Parto deste contraponto entre dois grandes espíritos do século XX, Pauline Kael e Marguerite Duras, dois cérebros femininos extraordinários que souberam lidar com a palavra como poucos, mesmo que para fins diversos em sua aparência, para dizer que a base da excelência duma novela como O amante (L’amant; 1984) é este amor de Duras à reiteração, à repetição de palavras e expressões e situações e construções sintáticas que se vão dispondo na página quase como se uma mão invisível como uma brisa movesse tudo. Aparentemente é um livro simples, sem as experimentações e exigências que Duras costumava exibir em seus livros e filmes; Índia song (1974), um filme realizado dez anos da escritura de O amante, é um exemplar do difícil contato da arte de Duras com o grande público; perto de Índia song o que fez Resnais com o texto da grande escritora tem muito mais saída comercial. Ao contrário, O amante acabou encontrando o grande número: por esta aparência de simplicidade das frases e por este perfume de escândalo (algo bem francês) que envolve uma jovem branca no início da adolescência e um madurão amarelo. Este encontro da literatura de Duras com uma plateia mais ampla perturbou os analistas de sua escrita. No entanto, é bom ressaltar que a simplicidade de O amante se abre para cavernas complexas do ser, a partir de suas flutuações narrativas, e que as descrições sexuais trazidas por Duras têm uma intensidade metafórica ou mesmo simbólica que nasce deste próprio processo de reiterar criativamente os episódios narrativos, assim como faz com as construções narrativas. Como na música, que o texto de Duras emula, os motivos tornam em momentos diferentes para completar o entendimento e a percepção.

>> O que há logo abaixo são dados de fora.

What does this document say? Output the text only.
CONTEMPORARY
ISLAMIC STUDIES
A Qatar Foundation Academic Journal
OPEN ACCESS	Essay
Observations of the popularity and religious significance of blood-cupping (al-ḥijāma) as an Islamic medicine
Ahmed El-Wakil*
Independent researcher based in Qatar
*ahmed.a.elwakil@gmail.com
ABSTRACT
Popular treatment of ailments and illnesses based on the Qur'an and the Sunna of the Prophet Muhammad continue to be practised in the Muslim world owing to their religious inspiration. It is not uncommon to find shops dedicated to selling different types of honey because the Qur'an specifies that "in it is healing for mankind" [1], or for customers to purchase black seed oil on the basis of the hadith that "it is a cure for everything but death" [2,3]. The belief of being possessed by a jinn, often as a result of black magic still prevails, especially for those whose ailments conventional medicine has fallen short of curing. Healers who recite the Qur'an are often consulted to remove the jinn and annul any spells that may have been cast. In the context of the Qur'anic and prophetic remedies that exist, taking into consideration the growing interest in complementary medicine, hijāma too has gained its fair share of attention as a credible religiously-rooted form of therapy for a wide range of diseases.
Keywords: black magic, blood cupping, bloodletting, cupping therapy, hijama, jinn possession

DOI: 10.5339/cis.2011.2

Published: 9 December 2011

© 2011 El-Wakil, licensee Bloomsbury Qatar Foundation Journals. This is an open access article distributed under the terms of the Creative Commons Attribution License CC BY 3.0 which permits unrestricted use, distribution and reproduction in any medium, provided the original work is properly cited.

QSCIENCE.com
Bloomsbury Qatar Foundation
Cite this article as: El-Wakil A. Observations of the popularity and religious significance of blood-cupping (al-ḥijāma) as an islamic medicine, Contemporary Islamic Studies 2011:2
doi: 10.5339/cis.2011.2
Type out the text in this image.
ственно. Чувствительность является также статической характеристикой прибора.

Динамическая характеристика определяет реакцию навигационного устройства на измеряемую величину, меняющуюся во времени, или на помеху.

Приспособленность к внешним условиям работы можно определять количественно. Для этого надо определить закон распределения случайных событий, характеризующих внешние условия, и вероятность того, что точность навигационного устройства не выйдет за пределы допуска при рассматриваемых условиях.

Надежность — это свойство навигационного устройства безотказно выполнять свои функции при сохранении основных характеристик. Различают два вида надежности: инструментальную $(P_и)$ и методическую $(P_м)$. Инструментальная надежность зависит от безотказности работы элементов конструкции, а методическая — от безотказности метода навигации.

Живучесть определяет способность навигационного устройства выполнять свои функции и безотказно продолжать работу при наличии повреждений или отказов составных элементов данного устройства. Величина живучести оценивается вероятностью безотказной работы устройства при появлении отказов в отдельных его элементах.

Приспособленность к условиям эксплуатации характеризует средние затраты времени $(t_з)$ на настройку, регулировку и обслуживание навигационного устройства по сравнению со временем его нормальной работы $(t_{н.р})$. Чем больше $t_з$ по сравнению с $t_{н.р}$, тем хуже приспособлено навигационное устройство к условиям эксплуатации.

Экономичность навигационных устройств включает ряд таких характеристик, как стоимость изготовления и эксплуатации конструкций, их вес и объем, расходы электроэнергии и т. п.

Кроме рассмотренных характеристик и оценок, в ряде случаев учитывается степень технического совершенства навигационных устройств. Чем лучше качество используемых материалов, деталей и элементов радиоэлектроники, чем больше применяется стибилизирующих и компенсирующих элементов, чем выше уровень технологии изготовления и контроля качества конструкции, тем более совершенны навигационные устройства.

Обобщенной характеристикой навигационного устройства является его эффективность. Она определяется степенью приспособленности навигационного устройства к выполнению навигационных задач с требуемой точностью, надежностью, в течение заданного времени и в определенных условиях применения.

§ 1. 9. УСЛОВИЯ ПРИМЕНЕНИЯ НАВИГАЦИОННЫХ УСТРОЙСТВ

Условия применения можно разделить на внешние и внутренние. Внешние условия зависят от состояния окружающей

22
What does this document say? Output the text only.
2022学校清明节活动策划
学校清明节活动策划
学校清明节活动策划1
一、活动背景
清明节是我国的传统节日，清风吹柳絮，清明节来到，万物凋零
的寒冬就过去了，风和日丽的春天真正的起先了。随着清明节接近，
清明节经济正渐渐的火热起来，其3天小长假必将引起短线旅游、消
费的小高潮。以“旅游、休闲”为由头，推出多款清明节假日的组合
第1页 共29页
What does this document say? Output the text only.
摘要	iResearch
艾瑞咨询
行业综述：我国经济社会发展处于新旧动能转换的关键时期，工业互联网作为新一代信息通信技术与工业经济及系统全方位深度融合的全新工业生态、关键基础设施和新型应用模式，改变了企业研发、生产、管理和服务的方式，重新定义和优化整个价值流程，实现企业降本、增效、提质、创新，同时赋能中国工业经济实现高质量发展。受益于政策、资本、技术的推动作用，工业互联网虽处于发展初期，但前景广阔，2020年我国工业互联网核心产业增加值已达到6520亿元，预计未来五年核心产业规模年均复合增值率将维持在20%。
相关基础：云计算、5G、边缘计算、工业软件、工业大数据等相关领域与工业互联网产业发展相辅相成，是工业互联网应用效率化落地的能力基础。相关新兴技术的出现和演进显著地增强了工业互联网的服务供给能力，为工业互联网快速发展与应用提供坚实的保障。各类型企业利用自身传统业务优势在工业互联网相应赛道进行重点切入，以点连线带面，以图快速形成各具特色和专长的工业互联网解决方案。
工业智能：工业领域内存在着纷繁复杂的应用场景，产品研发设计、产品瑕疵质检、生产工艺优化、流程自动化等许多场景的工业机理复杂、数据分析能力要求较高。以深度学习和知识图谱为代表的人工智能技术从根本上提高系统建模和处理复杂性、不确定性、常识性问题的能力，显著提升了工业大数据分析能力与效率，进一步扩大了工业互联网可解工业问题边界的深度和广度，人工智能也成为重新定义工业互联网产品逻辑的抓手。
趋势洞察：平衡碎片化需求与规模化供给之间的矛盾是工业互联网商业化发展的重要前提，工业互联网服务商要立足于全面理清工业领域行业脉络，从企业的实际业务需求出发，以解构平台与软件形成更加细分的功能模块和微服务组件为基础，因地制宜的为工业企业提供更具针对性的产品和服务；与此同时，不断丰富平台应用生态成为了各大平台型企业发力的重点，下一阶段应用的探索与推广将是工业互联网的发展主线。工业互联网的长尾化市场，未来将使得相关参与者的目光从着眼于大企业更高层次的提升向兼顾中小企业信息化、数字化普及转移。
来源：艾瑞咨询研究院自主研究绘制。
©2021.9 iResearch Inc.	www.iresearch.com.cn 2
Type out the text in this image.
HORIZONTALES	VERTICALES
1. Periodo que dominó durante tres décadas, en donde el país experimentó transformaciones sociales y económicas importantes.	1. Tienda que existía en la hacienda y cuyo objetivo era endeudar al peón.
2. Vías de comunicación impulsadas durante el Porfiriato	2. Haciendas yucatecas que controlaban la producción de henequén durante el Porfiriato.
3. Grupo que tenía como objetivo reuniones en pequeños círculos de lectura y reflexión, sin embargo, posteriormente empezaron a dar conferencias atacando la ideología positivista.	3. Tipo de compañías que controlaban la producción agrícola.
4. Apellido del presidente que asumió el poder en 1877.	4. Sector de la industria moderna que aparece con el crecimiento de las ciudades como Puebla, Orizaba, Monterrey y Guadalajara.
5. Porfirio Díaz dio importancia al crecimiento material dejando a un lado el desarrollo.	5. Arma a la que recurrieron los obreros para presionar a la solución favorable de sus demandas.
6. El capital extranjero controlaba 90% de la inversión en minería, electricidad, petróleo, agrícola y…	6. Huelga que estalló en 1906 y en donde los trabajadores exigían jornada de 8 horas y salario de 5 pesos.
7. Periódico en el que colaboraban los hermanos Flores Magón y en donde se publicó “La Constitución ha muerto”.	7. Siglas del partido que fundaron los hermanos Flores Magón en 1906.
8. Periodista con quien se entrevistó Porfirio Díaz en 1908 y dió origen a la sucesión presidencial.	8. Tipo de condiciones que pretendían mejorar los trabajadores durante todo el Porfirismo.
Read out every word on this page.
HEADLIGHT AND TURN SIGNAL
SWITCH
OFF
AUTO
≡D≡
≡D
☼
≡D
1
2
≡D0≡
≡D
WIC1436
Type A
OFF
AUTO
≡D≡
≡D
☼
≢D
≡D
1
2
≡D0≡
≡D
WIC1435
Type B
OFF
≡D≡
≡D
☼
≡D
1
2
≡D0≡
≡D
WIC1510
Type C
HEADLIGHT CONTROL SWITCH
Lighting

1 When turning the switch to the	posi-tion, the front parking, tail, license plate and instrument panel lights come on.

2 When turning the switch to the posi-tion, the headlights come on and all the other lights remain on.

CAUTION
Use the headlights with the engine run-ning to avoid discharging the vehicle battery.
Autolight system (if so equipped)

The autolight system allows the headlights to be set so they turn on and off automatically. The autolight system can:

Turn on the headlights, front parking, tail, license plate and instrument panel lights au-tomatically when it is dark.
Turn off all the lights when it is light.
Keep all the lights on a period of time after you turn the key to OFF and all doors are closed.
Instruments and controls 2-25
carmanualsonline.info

Sabe-se em parte que a história contada em O amante é autobiográfica. Como sua protagonista, Duras foi deflorada por um chinês rico de Saigon aos quinze anos e meio. Será verdade? No corpo de O amante, o leitor dá com esta divagação:
“A história de minha vida não existe. Isto não existe. Não há jamais um centro. Sem um caminho, sem uma linha. Há vastos lugares onde se chega a crer que havia alguém ali, o que não é verdade, não havia ninguém ali.” (L’histoire de ma vie n’existe pas. Ça n’existe pas. Il n’y a jamais de centre. Pas de chemin, pas de ligne. Il y a de vastes endroits où l’on fait croire qu’il y avait quelqu’un, ce n’est pas vrai il n’y avait personne.”)
Quer dizer: a autobiografia em literatura é um pouco uma ilusão, cremos estar lá no vasto lugar, mas na verdade não estamos. O que é mais que uma ilusão é o processo da escrita em Duras.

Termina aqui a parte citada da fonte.